Cette étude socio-anthropologique vise à redonner la parole aux éducateurs de rue en étudiant le sens qu’ils attribuent à leur travail, afin de déjouer les instrumentalisations politique du métier.

L’univers du travail social est depuis quelques temps confronté à un phénomène global d’industrialisation   : marchandisation des cadres d’activité, gestionnarisation et standardisation des pratiques, instrumentalisations politiciennes, précarisations psychiques et matérielles des professionnels… Chaque secteur de cet univers est placé dans l’incertain quant à son utilité, sa signification précise.

Cependant, de nombreux travailleurs et travailleuses de terrain poursuivent coûte que coûte leur activité minutieuse, au service – dans la mesure du possible – de l’autonomie de chacun et de la solidarité de tous. C’est qu’ils et elles se construisent un sens du métier, au contact des personnes accompagnées, au quotidien. Et bien souvent, contre toutes les instrumentalisations possibles, le sens du métier est d’être un métier du sens. C’est-à-dire que le travail social est un mode de production d’un sens qui aspire à être partagé par les membres de notre société.

En prenant l’exemple de la prévention spécialisée, cet ouvrage aspire plus précisément à faire entendre la parole d’éducateurs et d’éducatrices, dont le secteur est confronté à des enjeux décisifs et paradoxaux. En étudiant les discours qu’ils et elles tiennent à l’égard de leur propre travail, de son intérêt et de ses enjeux, cet ouvrage propose de brosser le sens du métier et le métier du sens propres à la prévention spécialisée. En montrant que celle-ci peut habilement tirer parti de l’incertain qui caractérise les relations socioéducatives entre individus, l’analyse en arrive à revendiquer une dimension proprement artisanale de ce métier, contre toutes les tendances à l’industrialisation   .

Ce livre part de recherches en sociologie et en anthropologie sur la prévention spécialisée, complétées par une expérience de plusieurs années comme éducateur de rue et militant en Île de France, et vise à restituer le sens du métier d’éducateur ou d’éducatrice en prévention spécialisée, tel qu’il transparaît dans les propos des premières personnes concernées : les professionnel.les de terrain. Ce livre n’est donc pas écrit le couteau entre les dents, c’est avant tout le fruit d’expériences et d’observations de terrain, d’entretiens avec des collègues, de participations à des séquences de travail, le tout dans une temporalité relativement étendue. Son but était avant tout de relayer et d’analyser les discours du « terrain ».

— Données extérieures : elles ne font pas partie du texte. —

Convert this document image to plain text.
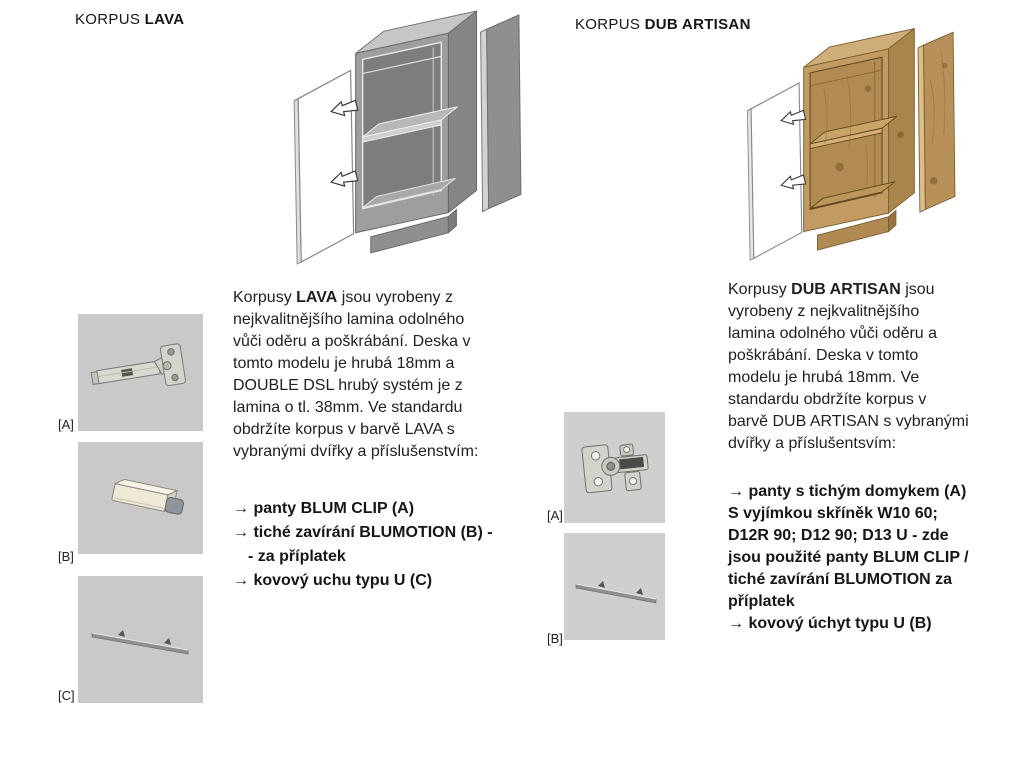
KORPUS LAVA
[A]
[B]
[C]
Korpusy LAVA jsou vyrobeny z
nejkvalitnějšího lamina odolného
vůči oděru a poškrábání. Deska v
tomto modelu je hrubá 18mm a
DOUBLE DSL hrubý systém je z
lamina o tl. 38mm. Ve standardu
obdržíte korpus v barvě LAVA s
vybranými dvířky a příslušenstvím:
→ panty BLUM CLIP (A)
→ tiché zavírání BLUMOTION (B) -
- za příplatek
→ kovový uchu typu U (C)
KORPUS DUB ARTISAN
[A]
[B]
Korpusy DUB ARTISAN jsou
vyrobeny z nejkvalitnějšího
lamina odolného vůči oděru a
poškrábání. Deska v tomto
modelu je hrubá 18mm. Ve
standardu obdržíte korpus v
barvě DUB ARTISAN s vybranými
dvířky a příslušentsvím:
→ panty s tichým domykem (A)
S vyjímkou skříněk W10 60;
D12R 90; D12 90; D13 U - zde
jsou použité panty BLUM CLIP /
tiché zavírání BLUMOTION za
příplatek
→ kovový úchyt typu U (B)
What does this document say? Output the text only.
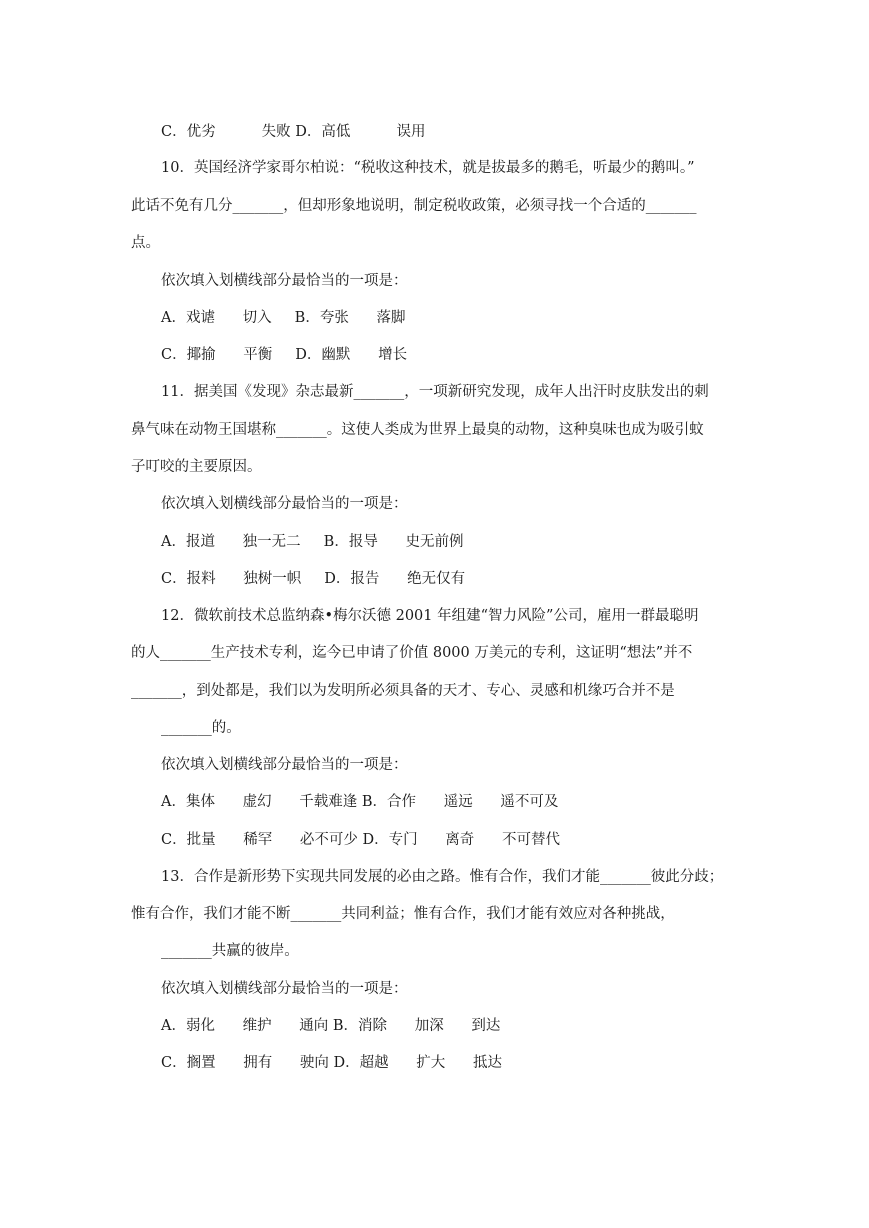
C．优劣          失败 D．高低          误用
10．英国经济学家哥尔柏说：“税收这种技术，就是拔最多的鹅毛，听最少的鹅叫。”
此话不免有几分_______，但却形象地说明，制定税收政策，必须寻找一个合适的_______
点。
依次填入划横线部分最恰当的一项是：
A．戏谑      切入     B．夸张      落脚
C．揶揄      平衡     D．幽默      增长
11．据美国《发现》杂志最新_______，一项新研究发现，成年人出汗时皮肤发出的刺
鼻气味在动物王国堪称_______。这使人类成为世界上最臭的动物，这种臭味也成为吸引蚊
子叮咬的主要原因。
依次填入划横线部分最恰当的一项是：
A．报道      独一无二     B．报导      史无前例
C．报料      独树一帜     D．报告      绝无仅有
12．微软前技术总监纳森•梅尔沃德 2001 年组建“智力风险”公司，雇用一群最聪明
的人_______生产技术专利，迄今已申请了价值 8000 万美元的专利，这证明“想法”并不
_______，到处都是，我们以为发明所必须具备的天才、专心、灵感和机缘巧合并不是
_______的。
依次填入划横线部分最恰当的一项是：
A．集体      虚幻      千载难逢 B．合作      遥远      遥不可及
C．批量      稀罕      必不可少 D．专门      离奇      不可替代
13．合作是新形势下实现共同发展的必由之路。惟有合作，我们才能_______彼此分歧；
惟有合作，我们才能不断_______共同利益；惟有合作，我们才能有效应对各种挑战，
_______共赢的彼岸。
依次填入划横线部分最恰当的一项是：
A．弱化      维护      通向 B．消除      加深      到达
C．搁置      拥有      驶向 D．超越      扩大      抵达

Ce que ces recherches ont permis de mettre en lumière, c’est tout d’abord le fort engagement subjectif des éducateurs et des éducatrices dans leur travail. La plupart des métiers, a fortiori dans le social, nécessitent un engagement subjectif, cependant, la spécificité du travail socioéducatif tel qu’observé en prévention spécialisée se traduit par le fait que les professionnel.les se conçoivent avant tout comme des sujets humains, des personnes. Des personnes qui, dans le cadre de leur activité professionnelle, doivent incarner, jouer un rôle, mais sont des personnes avant tout. De ce fait, comme dans le travail de comédien, chacune de ces personnes a sa façon d’incarner son rôle professionnel, chacune a sa façon de composer avec les contraintes propres à son rôle, et de trouver des compromis créatifs. Ainsi, chaque sujet humain exerçant un travail socioéducatif revendique des catégories et de modes de pensée, pour ne pas dire des valeurs. Au-delà de la diversité de ces valeurs professionnelles et des jeux d’acteurs et d’actrices, toutes ces personnes ont une revendication en commun, à savoir que pour travailler sur et pour l’autonomie des gens, il est nécessaire que les professionnel.les bénéficient eux-mêmes et elles-mêmes d’une grande marge d’autonomie, pour pouvoir s’adapter aux personnes accompagnées, pour pouvoir même se donner en exemple. Les procédures, ou les « scripts » comme diraient les comédiens, ne suffisent pas à incarner un rôle, apprendre son texte par cœur ne signifie pas que l’on va correctement jouer son rôle. Il faut pouvoir sentir l’autre et s’y adapter, improviser, pouvoir faire preuve de créativité, avoir la possibilité d’y mettre de soi-même.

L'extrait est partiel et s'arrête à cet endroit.